Diperkirakan 700.000 orang akan menghadiri misa yang dipimpin Paus Fransiskus di Tasitolu. Di sana, area seluas 23 hektare, setara dengan sekitar 40 lapangan sepak bola sedang dipersiapkan.
Selain rencana kontroversial pemerintah untuk menggusur rumah warga, para kritikus juga mempertanyakan keputusan pemerintah dalam menghabiskan sejumlah besar uang untuk kunjungan Paus Fransiskus termasuk US$1 juta (sekitar Rp15,3 miliar) untuk pembuatan altar baru bagi Paus.
Menurut PBB, hampir setengah dari penduduk Timor Leste saat ini hidup di bawah garis kemiskinan nasional.
"Anggaran tahunan untuk meningkatkan produksi pangan di negara ini hanya sekitar US$4,7 juta [Rp72.1 miliar]," kata Mariano Fereira, seorang peneliti dari Institut Pemantauan dan Analisis Pembangunan Timor-Leste, kepada UCA News.
"Semua pengeluaran ini hampir tidak ada gunanya bagi ketersediaan pangan," tambahnya.

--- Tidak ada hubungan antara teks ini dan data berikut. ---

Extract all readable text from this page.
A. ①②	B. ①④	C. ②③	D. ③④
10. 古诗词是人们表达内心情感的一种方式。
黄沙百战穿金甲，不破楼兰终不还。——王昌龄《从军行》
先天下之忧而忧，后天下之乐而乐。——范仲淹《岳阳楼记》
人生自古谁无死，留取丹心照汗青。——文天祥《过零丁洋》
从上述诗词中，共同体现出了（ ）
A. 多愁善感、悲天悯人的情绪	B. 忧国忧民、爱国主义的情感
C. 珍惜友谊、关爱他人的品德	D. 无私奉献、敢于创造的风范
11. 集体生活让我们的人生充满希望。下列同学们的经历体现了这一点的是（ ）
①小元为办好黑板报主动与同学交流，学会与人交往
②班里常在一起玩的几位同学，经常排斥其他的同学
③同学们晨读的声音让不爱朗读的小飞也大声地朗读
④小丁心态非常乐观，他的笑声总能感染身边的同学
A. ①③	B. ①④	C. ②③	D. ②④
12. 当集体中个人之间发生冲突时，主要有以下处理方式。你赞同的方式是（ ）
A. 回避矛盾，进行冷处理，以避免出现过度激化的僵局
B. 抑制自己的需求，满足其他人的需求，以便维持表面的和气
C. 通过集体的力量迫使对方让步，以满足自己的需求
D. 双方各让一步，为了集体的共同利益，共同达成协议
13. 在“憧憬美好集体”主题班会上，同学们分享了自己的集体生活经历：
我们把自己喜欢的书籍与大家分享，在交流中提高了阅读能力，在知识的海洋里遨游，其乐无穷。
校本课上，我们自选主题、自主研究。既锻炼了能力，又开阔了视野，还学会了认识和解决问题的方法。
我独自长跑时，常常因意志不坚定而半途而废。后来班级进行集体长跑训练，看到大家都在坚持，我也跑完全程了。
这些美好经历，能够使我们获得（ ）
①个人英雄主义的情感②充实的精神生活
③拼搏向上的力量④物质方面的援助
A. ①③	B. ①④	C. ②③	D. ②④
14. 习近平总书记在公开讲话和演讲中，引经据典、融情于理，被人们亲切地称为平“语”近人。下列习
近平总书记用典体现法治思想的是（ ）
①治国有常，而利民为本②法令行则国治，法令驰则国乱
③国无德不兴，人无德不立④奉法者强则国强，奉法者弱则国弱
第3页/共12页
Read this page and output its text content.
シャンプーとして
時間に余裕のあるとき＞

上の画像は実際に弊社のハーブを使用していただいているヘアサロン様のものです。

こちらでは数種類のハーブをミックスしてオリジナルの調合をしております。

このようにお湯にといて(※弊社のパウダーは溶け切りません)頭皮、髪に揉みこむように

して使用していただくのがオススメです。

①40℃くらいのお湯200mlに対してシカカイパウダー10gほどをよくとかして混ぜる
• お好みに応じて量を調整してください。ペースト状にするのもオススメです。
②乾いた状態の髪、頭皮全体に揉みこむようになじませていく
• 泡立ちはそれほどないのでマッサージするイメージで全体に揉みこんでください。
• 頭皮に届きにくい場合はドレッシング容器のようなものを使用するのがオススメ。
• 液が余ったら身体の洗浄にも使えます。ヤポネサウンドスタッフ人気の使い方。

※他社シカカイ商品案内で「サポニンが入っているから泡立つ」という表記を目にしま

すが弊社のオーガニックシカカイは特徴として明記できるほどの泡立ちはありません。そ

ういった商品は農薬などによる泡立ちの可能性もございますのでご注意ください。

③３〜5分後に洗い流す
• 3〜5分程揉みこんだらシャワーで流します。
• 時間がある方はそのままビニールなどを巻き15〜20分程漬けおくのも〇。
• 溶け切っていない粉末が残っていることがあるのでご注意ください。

Kunjungan Paus Fransiskus menandai perjalanan pertama kepausan ke Timor Leste sejak Paus Yohanes Paulus II berkunjung pada 1989, ketika negara itu masih di bawah kekuasaan Indonesia.
Timor Leste, yang sebelumnya dikenal sebagai Timor Timur, memiliki populasi 1,3 juta jiwa. Sebagian besar penduduk mengidentifikasi diri sebagai penganut Katolik.
Ketika Indonesia menginvasi bekas jajahan Portugis tersebut pada 1975, hanya sekitar 20% penduduk Timor Timur yang beragama Katolik. Angka tersebut kini mencapai 97%.
Antusiasme terhadap kunjungan Paus mendatang sangat besar, tetapi Paus didesak oleh para pegiat untuk menangani skandal pelecehan baru-baru ini yang mencoreng Gereja di negara tersebut.
Pada 2022, Vatikan mengakui bahwa pahlawan kemerdekaan Timor pemenang Hadiah Nobel Perdamaian, Uskup Carlos Ximenes Belo, telah melakukan pelecehan seksual terhadap sejumlah anak laki-laki.
Seorang juru bicara Vatikan mengatakan gereja telah mengetahui kasus tersebut pada tahun 2019 dan telah memberlakukan tindakan disipliner pada tahun 2020, termasuk pembatasan pergerakan Belo dan larangan kontak sukarela dengan anak di bawah umur.
Belum jelas apakah Paus Fransiskus akan meminta maaf atas skandal tersebut, bertemu dengan para korban, atau bahkan apakah Uskup Belo akan hadir bersamanya di Dili.